Last year, a Polish paper reported that Henry Williamson, then Liberian Ambassador in Poland, was being investigated by Polish authorities for his involvement in underworld activities. Consequently, "the Polish Ministry of Foreign Affairs reacted by closing the embassy down and squashing its accreditation." Furthermore, UN and American officials have concluded that with the environment unsuitable for conventional investors, criminal figures have taken over Liberia's economy, and within this, mercenaries are needed to protect their holdings while plundering Sierra Leone's diamonds. Thus Liberia has become a hot incubator for underworld activities.

But the hypocrisy among West African rulers is shown in their preference for endless and useless discussions over simplicities such as their alleged determination to curtail the spread of small arms within the region than accepting the fact that the roots of region's decay are buried in Liberia.
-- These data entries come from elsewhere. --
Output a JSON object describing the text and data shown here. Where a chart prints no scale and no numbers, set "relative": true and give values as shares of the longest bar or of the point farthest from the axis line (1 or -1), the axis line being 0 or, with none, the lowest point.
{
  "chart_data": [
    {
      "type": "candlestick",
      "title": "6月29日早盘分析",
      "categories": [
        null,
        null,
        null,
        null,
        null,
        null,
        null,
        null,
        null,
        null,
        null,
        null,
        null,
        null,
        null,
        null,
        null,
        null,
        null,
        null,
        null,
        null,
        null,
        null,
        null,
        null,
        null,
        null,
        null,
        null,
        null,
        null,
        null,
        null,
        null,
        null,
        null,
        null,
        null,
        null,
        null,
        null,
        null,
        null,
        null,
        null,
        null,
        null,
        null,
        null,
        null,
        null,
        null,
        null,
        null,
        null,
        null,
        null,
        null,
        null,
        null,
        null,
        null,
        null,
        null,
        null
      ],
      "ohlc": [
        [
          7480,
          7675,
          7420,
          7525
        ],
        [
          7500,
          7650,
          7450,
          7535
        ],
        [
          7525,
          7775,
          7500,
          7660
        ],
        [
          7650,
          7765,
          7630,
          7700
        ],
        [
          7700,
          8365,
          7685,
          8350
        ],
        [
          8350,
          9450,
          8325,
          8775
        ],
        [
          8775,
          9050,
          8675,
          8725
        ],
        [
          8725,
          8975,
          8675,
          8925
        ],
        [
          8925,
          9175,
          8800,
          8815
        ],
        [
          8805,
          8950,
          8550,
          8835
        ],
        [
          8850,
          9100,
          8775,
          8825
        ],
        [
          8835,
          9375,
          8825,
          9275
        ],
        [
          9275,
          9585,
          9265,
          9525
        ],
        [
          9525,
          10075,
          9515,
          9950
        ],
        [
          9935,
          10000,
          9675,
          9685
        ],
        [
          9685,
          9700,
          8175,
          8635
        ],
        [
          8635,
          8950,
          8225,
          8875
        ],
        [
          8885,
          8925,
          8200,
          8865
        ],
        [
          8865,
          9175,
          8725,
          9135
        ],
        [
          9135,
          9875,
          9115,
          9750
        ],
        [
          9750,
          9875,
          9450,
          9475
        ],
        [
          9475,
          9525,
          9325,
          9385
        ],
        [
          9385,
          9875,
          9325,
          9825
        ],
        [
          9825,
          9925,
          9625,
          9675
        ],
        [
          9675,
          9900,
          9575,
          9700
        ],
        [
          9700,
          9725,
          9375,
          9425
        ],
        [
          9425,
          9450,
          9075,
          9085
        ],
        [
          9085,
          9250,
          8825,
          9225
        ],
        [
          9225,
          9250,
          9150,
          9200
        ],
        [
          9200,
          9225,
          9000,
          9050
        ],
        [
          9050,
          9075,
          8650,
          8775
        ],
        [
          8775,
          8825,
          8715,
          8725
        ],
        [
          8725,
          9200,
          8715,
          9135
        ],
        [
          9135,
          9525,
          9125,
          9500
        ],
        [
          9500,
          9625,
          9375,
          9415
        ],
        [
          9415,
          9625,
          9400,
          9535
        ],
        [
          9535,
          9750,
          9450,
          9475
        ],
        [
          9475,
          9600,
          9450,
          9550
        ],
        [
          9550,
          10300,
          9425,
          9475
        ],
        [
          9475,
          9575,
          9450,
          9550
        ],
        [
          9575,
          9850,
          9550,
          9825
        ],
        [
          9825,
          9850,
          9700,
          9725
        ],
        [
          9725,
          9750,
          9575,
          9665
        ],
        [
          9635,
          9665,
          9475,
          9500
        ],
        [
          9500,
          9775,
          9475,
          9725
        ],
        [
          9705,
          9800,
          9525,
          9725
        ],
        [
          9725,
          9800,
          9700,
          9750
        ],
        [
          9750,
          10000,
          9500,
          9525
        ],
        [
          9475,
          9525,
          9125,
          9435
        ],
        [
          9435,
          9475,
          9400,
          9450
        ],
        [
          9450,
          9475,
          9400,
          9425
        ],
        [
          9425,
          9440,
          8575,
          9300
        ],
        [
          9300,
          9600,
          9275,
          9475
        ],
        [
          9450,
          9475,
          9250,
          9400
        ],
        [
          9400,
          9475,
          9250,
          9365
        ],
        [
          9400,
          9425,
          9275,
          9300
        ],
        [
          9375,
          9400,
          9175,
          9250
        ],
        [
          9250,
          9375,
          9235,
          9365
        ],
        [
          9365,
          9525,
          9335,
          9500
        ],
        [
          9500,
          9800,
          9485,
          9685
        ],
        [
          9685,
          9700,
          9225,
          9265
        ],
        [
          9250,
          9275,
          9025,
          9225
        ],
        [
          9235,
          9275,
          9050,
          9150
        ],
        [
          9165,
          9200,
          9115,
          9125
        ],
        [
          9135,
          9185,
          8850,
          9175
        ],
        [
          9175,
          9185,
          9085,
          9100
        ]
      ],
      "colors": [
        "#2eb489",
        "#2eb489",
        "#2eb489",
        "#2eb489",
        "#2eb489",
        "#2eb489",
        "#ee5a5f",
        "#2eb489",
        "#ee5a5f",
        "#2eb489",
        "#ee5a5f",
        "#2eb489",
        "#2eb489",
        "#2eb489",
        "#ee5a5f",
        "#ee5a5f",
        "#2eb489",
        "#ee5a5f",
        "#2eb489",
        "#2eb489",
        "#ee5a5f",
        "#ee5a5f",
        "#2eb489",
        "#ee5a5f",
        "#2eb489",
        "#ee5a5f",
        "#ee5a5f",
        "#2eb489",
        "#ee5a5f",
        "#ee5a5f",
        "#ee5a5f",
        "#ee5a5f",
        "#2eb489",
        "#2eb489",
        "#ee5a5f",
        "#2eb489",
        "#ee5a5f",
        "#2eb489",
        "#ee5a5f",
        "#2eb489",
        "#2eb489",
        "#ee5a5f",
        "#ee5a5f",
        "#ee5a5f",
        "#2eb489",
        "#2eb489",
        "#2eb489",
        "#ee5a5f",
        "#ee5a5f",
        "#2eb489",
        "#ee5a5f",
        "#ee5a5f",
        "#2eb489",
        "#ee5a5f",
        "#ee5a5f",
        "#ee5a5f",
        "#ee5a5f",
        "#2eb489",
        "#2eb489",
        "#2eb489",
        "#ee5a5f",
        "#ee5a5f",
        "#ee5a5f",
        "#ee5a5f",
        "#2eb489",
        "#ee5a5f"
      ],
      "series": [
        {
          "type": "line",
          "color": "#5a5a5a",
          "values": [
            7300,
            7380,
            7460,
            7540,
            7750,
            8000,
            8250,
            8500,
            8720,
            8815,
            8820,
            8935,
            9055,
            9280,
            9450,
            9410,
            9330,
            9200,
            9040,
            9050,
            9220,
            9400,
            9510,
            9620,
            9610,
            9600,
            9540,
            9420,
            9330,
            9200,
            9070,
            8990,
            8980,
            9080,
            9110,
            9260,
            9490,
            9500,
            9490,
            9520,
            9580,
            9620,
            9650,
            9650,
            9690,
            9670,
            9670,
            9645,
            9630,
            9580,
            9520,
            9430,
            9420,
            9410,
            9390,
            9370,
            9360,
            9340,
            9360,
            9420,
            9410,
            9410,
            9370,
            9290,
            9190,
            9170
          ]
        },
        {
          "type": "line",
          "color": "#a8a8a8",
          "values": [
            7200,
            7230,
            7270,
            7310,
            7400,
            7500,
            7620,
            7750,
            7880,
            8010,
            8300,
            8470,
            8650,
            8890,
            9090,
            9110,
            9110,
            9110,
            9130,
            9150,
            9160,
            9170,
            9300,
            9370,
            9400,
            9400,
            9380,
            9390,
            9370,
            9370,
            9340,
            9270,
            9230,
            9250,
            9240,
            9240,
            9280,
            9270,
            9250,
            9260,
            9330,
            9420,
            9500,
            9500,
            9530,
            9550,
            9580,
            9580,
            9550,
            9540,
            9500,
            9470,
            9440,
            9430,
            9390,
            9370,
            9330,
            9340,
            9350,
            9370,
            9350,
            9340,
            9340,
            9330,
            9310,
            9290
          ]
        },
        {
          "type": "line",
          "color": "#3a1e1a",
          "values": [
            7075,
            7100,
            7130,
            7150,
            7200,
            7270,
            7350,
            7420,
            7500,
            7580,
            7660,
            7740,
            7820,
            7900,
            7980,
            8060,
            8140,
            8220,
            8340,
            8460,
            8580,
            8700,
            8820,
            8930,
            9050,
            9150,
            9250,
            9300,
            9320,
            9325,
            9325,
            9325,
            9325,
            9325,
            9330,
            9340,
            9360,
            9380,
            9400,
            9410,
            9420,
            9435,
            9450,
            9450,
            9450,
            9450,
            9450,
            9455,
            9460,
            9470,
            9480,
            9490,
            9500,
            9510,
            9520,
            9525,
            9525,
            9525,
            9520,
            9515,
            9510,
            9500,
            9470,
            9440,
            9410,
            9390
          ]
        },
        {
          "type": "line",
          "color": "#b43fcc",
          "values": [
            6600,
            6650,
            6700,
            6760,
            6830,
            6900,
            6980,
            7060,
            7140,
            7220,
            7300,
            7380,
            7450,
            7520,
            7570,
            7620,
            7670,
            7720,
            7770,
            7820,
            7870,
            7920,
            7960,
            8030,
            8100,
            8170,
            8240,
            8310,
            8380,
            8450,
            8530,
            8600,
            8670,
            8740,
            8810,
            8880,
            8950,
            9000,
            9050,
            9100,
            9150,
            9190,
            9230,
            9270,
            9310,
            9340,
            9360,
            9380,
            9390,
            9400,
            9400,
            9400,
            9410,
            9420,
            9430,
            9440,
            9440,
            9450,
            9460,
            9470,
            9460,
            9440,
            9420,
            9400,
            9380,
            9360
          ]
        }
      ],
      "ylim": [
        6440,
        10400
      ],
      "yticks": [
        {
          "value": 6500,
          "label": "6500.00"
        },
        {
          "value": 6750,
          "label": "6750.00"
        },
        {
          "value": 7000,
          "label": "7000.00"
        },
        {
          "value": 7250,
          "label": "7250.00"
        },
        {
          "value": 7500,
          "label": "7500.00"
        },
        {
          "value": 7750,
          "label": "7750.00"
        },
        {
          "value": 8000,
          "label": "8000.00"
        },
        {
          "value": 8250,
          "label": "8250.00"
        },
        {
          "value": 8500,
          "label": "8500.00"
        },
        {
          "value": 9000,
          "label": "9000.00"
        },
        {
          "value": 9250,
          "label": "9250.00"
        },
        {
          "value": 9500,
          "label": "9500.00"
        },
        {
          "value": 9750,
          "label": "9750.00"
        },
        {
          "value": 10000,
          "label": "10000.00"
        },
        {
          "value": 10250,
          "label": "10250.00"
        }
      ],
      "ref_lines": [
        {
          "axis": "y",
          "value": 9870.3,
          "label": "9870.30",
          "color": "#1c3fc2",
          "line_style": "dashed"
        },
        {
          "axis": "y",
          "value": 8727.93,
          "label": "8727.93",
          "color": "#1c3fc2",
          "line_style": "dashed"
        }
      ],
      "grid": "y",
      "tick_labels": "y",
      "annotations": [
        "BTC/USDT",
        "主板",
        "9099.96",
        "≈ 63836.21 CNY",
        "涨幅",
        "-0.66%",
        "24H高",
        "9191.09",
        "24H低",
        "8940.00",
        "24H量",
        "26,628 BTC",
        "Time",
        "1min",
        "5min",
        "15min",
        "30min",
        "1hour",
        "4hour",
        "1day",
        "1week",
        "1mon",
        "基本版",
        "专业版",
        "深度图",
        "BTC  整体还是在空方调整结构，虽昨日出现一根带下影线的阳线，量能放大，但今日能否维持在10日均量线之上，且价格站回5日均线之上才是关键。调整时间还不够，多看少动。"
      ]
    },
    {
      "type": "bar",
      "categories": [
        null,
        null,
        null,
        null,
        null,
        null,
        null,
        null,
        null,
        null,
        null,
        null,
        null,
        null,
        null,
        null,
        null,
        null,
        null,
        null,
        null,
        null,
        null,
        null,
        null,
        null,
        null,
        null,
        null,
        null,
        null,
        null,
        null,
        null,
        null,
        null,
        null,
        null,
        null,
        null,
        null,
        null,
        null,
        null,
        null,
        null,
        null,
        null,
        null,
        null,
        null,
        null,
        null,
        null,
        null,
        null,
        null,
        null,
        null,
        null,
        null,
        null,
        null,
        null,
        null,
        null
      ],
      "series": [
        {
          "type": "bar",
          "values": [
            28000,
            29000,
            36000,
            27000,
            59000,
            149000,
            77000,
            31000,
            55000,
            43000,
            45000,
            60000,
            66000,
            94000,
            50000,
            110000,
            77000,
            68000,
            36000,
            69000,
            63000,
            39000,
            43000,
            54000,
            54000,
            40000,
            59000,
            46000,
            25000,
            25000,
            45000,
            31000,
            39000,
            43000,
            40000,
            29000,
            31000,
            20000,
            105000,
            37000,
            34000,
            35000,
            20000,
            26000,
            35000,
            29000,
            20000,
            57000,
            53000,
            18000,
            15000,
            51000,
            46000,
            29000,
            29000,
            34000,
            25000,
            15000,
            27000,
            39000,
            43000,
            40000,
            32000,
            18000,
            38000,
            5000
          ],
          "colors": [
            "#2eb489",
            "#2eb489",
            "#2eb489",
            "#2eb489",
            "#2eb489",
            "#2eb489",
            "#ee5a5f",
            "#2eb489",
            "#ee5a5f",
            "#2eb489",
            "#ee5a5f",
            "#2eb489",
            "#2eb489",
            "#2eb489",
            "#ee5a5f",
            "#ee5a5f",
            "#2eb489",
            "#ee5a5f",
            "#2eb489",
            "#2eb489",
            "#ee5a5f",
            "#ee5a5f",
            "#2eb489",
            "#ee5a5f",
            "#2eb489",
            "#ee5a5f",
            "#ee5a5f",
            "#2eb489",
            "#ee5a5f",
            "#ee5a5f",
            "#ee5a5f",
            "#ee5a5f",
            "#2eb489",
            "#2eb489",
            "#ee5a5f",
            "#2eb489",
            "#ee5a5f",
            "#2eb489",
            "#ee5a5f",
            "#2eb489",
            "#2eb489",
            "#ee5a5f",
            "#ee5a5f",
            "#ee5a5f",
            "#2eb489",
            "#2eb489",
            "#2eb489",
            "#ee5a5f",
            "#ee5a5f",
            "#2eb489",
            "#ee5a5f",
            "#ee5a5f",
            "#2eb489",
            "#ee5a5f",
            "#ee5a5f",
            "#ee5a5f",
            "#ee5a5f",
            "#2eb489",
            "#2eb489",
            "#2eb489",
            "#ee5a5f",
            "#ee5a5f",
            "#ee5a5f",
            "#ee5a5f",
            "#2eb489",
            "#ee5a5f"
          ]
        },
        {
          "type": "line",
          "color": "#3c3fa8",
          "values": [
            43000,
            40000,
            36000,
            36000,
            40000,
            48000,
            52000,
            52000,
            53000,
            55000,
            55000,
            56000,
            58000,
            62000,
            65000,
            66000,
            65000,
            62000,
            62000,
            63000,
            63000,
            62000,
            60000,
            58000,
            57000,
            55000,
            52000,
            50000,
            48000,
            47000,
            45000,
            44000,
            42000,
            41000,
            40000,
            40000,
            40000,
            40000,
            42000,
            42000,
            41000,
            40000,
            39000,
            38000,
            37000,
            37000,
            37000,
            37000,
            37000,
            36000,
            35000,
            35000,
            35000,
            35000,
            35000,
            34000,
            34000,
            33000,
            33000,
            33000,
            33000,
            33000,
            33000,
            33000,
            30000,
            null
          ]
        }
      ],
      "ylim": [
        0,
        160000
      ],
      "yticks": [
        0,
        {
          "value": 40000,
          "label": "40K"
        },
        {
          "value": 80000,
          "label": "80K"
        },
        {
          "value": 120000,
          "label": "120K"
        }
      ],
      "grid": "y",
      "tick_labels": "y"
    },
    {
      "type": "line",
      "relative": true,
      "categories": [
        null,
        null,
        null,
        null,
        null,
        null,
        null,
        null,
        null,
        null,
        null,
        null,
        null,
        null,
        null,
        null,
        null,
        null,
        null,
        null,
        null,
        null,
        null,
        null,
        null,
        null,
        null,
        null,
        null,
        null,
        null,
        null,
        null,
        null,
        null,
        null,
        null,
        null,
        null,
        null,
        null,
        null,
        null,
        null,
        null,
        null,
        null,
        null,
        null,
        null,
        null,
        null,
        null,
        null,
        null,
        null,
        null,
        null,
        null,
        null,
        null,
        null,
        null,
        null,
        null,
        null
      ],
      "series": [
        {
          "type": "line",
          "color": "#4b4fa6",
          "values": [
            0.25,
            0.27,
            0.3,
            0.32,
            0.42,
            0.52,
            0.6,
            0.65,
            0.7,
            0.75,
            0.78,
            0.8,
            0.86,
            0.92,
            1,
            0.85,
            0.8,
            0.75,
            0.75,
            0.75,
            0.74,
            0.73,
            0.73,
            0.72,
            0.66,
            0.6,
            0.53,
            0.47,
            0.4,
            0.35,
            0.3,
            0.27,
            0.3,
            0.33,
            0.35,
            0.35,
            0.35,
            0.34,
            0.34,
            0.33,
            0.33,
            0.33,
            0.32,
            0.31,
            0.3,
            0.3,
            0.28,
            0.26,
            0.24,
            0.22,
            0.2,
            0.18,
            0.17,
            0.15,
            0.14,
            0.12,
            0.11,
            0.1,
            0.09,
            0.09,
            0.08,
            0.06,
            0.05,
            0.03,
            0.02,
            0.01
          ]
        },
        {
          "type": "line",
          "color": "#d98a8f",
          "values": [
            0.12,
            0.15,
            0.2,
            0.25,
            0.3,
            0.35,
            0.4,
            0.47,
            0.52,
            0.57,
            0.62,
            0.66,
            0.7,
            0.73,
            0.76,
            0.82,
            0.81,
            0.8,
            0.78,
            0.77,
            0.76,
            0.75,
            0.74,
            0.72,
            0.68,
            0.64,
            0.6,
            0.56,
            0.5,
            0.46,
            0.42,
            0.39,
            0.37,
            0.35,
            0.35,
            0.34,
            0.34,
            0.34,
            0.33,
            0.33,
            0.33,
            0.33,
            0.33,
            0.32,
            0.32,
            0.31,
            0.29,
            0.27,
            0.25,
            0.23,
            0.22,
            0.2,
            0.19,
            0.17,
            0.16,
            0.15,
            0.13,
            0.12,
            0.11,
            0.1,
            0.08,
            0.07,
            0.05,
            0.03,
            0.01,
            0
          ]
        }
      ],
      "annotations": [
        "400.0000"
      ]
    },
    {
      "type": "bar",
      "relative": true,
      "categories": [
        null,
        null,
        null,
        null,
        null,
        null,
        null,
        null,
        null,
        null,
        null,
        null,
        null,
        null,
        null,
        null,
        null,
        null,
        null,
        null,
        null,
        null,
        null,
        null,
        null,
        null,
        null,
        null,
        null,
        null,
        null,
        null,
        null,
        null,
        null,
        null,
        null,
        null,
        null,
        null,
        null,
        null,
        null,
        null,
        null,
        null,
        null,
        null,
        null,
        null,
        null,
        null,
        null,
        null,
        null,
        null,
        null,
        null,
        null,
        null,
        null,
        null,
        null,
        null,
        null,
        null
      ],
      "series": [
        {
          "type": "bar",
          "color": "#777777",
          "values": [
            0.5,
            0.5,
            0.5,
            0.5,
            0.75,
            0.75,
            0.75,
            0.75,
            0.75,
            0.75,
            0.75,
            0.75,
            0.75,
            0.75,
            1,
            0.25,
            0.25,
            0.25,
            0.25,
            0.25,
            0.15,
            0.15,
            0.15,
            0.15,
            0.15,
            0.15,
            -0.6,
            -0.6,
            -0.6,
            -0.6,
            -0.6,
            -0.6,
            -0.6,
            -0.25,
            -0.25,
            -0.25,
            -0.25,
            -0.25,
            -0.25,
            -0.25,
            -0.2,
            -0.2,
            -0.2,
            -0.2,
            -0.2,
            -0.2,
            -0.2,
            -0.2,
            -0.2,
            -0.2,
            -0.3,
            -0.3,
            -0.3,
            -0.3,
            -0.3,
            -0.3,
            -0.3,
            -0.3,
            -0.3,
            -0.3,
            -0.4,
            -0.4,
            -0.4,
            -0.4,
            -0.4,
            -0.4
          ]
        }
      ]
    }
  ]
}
Without a corridor for operations, without large shipments of arms coming through Liberian ports, without the diamonds to pay for these and more importantly the services of mercenaries at home in Liberia, it is difficult to see how the RUF, (rag-tag illiterate boys unable to read signs not to mention maps) would develop its military muscle power now devastating Guinea, the only French-speaking neighbor active in Liberia and Sierra Leone peacekeeping using its meager resources.

And with all the concrete evidence that Liberia has become one big military camp for regional destabilization, Nigeria is toying with the idea of creating a jungle battalion with the impossible task of ensuring peace across the borders of Liberia, Sierra Leone and Guinea.
But Liberia is no longer a Liberian problem. This sad state which once saw itself as bastardized reflection of America since it was settled by freed American states, has become a West African problem. Sierra Leone and now Guinea have proved that. For some, perhaps such evidence is not enough. More states will have to crumble before facing the truth that Liberia has become a mercenary base of operations, the sword at the heart of regional stability needed for reconstruction. "Give me 10 years and I will control this region", Taylor has promised. With his endless supply of diamonds attracting mercenaries, that promise may be fulfilled.